Applying construction to the problem:

This is by far, the hardest part with a lot of corner cases due to such cases like $$$K=N$$$ or close to it (at least for my construction). Notice that, if we have something like($$$N=K=9$$$) $$$1+2-4-8$$$, we can remove 1+2 one and then flip it with 4 to make it like such and finally remove 8. For example:

$$$111111111$$$

will become:

$$$111111101$$$

$$$111110001$$$

$$$111111110$$$

$$$000000000$$$

This works as you first do $$$-1-2$$$ first then flip it with the $$$4$$$ to make it $$$4-(1+2)$$$ Now, you can do that with any sequence of — and +. If you have some + operations then -, you flip at the — operation. If you have — operation without any + operations before it, you simply remove the last few 1's. The only cornercase is when $$$K=2^x-1$$$, as the last operation will be + so you won't be able to flip. You can handle this case alone.

I had a completely different approach, by making observations from the brute force solution.

Even doesn't work due to parity. For the odd case, it turns out that the direct observation that can be made is by thinking it backward since the operations are invertible, considering an initial array of $$$k$$$ zeroes, iteratively picking the maximum sized island of zeroes, and making the operation such that it fills the highest power of $$$2$$$ number of ones at the end in this island while performing this operation at most one new island of zeroes will be created due to size of the flip, we can just push them into the priority queue.

For k = 9
flip size: 8 [{0, 0, 0, 0, 0, 0, 0, 0, 0}]
flip size: 4 [{0, 1, 1, 1, 1, 1, 1, 1, 1}]
flip size: 2 [{1, 0, 0, 0, 1, 1, 1, 1, 1}]
flip size: 1 [{1, 0, 1, 1, 1, 1, 1, 1, 1}]
             [{1, 1, 1, 1, 1, 1, 1, 1, 1}]

Same here :D

Why was the time duration decided to be 2 days? It was pretty obvious this would entice cheating.
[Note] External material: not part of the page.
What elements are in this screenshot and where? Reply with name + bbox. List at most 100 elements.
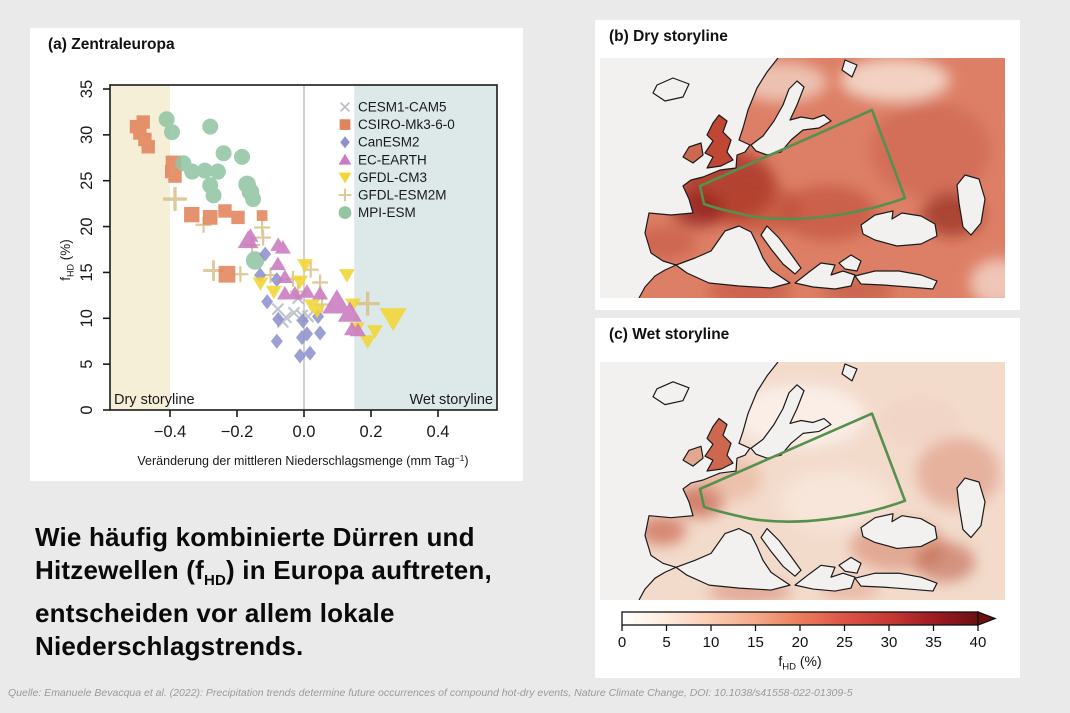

The increase of problem D submissions near the end of the contest isn't completely unbelievable. There are at least a few legitimate explanations that don't involve cheating:

• A lazy person could have foolishly assumed that solving 3 problems was just enough to advance to the next round. Then this person kept slacking off, until he/she realized that this won't work. And finally scrambled to attempt to actually solve the 4th problem in the remaining few hours.

• Busy people may just have no free time to participate seriously until the weekend. So they wake up on Saturday morning and give problem D a try for the first time. Some of them succeed. Coincidentally there's just half a day left until the contest is over, so the timing of their submissions looks suspicious.